You'll see big accounts and news outlets doing this constantly once you start noticing it. It's not a loophole that's about to be patched — it's just working with how the platforms want content to behave rather than against it.
How to actually do it
There's a knack to getting the timing right, so here's the order that works:
1. Write your caption with no link. End it with a gentle signpost: "Full details in the comments" or "Link's just below 👇". Keep it natural — you're pointing, not shouting. 2. Publish the post. 3. Add your link as the very first comment, straight away. Do it within seconds of posting so it sits at the top before anyone else comments. 4. Pin that comment if the platform lets you. On Facebook and Instagram you can pin a comment to the top so it never gets buried. That's the whole game — your link, locked in place, visible to everyone, without dragging down your reach.
If you're posting on X, the equivalent is putting the link in a reply to your own tweet rather than the tweet itself. Same principle: the main post stays link-free and travels further, the reply carries the destination.
A few honest caveats
This isn't magic, and it's worth being straight with you about the trade-offs.

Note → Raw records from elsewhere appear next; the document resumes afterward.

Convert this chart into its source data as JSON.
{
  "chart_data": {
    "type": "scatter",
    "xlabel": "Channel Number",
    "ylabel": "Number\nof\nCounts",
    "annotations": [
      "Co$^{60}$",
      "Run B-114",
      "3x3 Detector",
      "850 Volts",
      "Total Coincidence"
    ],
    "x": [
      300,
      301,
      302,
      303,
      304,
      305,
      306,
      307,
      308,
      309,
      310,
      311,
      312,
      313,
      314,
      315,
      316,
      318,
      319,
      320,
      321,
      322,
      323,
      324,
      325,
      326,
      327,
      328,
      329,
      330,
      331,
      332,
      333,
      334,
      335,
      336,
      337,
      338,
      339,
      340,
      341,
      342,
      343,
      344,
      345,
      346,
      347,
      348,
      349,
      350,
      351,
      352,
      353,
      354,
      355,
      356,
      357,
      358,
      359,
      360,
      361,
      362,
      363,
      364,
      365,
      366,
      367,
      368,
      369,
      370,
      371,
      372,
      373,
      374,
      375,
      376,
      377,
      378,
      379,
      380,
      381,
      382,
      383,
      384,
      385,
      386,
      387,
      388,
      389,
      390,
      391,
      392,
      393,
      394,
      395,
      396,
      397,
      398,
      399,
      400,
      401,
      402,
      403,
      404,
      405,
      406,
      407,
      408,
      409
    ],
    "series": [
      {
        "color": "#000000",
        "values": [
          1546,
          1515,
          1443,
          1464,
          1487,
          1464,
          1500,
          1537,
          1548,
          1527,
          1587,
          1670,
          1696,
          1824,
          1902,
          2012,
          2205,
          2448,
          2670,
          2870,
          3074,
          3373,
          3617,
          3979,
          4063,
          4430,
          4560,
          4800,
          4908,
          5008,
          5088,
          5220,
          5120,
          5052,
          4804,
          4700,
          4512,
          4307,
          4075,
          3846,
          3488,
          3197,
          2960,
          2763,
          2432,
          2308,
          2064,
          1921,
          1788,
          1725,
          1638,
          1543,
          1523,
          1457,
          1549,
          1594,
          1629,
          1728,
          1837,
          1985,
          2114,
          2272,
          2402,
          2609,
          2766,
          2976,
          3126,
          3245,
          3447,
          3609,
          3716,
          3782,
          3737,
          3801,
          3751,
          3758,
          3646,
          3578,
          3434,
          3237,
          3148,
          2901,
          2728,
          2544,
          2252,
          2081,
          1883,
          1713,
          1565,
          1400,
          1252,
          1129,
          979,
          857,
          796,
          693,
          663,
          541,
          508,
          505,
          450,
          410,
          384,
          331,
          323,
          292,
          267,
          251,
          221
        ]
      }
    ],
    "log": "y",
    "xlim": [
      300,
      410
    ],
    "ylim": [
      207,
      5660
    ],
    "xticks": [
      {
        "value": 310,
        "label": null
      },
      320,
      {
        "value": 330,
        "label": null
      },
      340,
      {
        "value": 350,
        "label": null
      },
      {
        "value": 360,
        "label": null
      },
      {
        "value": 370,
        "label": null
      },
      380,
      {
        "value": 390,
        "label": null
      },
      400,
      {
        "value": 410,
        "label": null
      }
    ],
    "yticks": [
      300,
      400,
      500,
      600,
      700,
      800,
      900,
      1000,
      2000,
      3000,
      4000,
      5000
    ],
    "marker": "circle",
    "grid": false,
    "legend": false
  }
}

You will lose a few clicks. Some people genuinely won't bother tapping into the comments, even with a clear signpost. What you're betting on is that reaching more people overall — even at a slightly lower click rate per person — leaves you better off than reaching fewer people with the link right under their nose. For most small businesses, that bet pays off, but it's worth watching your own numbers rather than taking my word for it.
It also matters less than people think for posts that aren't really about clicks. If you're sharing a behind-the-scenes photo or a customer story, you might not need a link at all. Save the first-comment trick for the posts that genuinely have somewhere to send people — bookings, a new product, an event, a blog piece worth reading.
And don't overthink the signpost. "Link in the comments" does the job. You don't need an arrow made of emojis or three exclamation marks. A calm pointer reads as more trustworthy than a desperate one.
The bigger point hiding in here
The first-comment trick is small, but it teaches something useful about social media generally: the platforms have their own preferences, and you'll always do better working with them than fighting them. They reward content that keeps people on-app and feels native. They quietly penalise anything that reads like an ad trying to drag users elsewhere.
You don't have to like that. But once you understand it, a lot of small decisions get easier — where the link goes, how the caption sounds, why your most "salesy" posts often perform the worst.
If keeping track of all these little knacks across Facebook, Instagram and X sounds like one more thing you haven't got time for, that's fair enough — it's exactly the sort of thing Aunty Social is built to handle in the background so you can get back to running the business. But honestly? Even if you never use a tool for it, just moving your links into the first comment from today onwards will do more for your reach than most of the advice you'll read this week.